I'm walking around the house with feathers in my bra. It's almost like our own private Mardi Gras. Wait, I might try that out as a rap.
Three weeks in to life as a family of four, and the sleep deprivation is beginning to take its toll. As such, I have been trying to think of relaxing activities that involve me lying down - family activities, that is. I can think of some extremely relaxing horizontal activities, but then that's how we got into this mess in the first place.
Sleeping would be top of my list, but that is currently more elusive than the bottom of the laundry basket. So, this week the toddler and I decided to try some mindful breathing exercises.
Obviously, with a two year old, this is more about fun and play than anything else. But, my hope is that encouraging the toddler to focus to her breath will be a small step towards her...

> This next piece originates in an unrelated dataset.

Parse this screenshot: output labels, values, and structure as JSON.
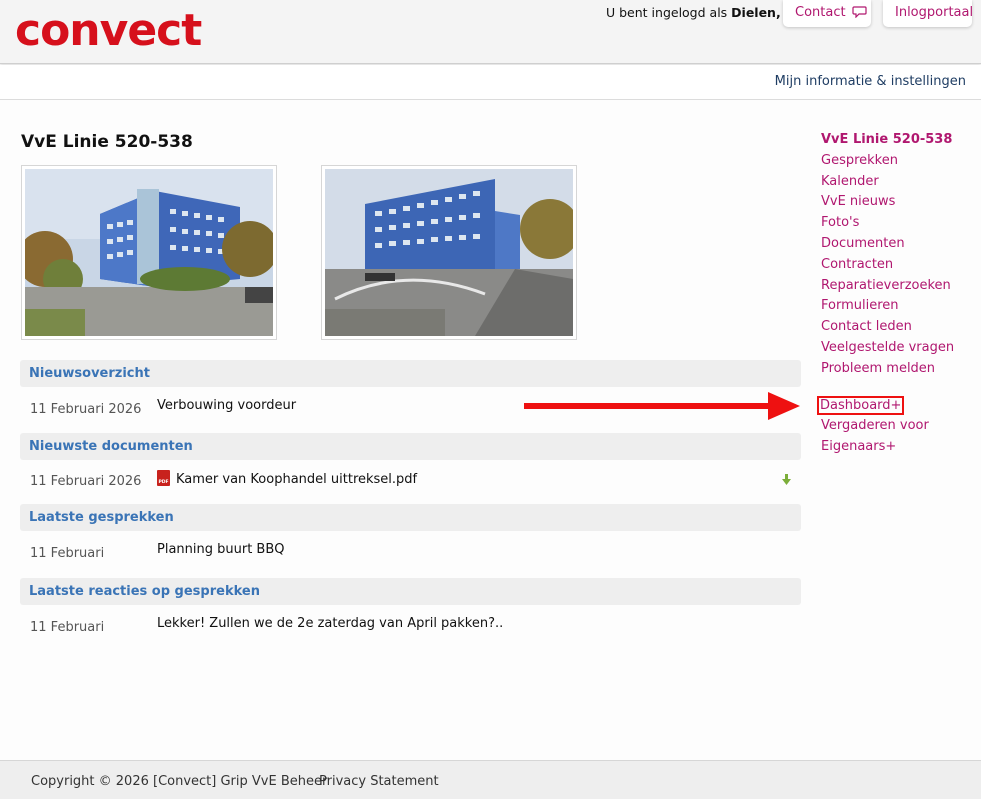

- understanding the way we can use our breath to calm ourselves down
- noticing physical changes in her body as the quality of her breath changes
- eventually using breathing to help manage emotions
Plus, it's a good opportunity for a little quiet time on those days when we're struggling to get outdoors, and it's something we can do together whilst I'm feeding the baby. Did I mention that I might also get to lie down?
As she's so young we use some props. This helps her to see the physical evidence of her breath, and how it can affect her body or objects.
Mindful breathing exercises for kids
Lie down (woop!) with your child, and place teddy bears or soft toys on your bellies. Encourage your child to try some abdominal breathing by taking deep inhalations through their nose and and exhaling through their mouth. You could add a count, to 3 or 5, to help them regulate the breath. As they fill their bellies with their breath, they'll see their teddy rise and fall.
There are several things you could try here. How about:
Snake breath - sit or kneel, take a deep breath in and then a slow exhale whilst making a ssssss sound.
Lion's breath - get onto all fours, inhale through your nose, exhale (with mouth and eyes wide open and tongue sticking out in the direction of your chin), make a roaring 'haaa' sort of a sound. (read more about our previous Lion's breath experience here)
Bee breath - sit or kneel, press your index fingers against your ears to close them, inhale then exhale whilst making a humming noise, like a bee.
Cup a feather between your palms, raise your hands to your mouth as you inhale through your nose, uncup your palms and breathe out through your mouth, blowing the feather away.
You could also try holding the feather and raising your arm as you inhale, then releasing the feather and exhaling as it falls. Try and make the exhale last until the feather lands on the ground.
How it goes down...
The toddler is enthusiastic when I mention 'teddy breathing'. We get out the yoga mat and a couple of teddies, and lie down next to each other. One teddy is not enough (I refer you to Toddler Rule #159 - one of anything is never enough).
We lie down together taking deep breaths and watching our teddies rise and fall. I congratulate myself on an excellent calming activity. I turn to the toddler who is scanning the room, with a look in her eye that I am all too familiar with. Pretty soon I have an entire teddy bears' picnic on my belly (luckily my postnatal cake-loving belly is up to the task).
And, predictably, I then also have the toddler bouncing on my belly, screeching, 'breathe mummy breathe'. Easier said than done.
As is evident by the fact that I am still finding feathers in my undergarments, amongst other places, it's safe to say that the feather breathing went slightly off-track too.
But we had fun, and the toddler enjoyed feeling powerful as she used her breath to move objects around. Focusing on our breath is a quick, easy way to ground ourselves and, by regularly 'taking a breather' together, I hope to slowly introduce the concept of breath as a calming device.
Meanwhile, I have a feathered baby to rescue.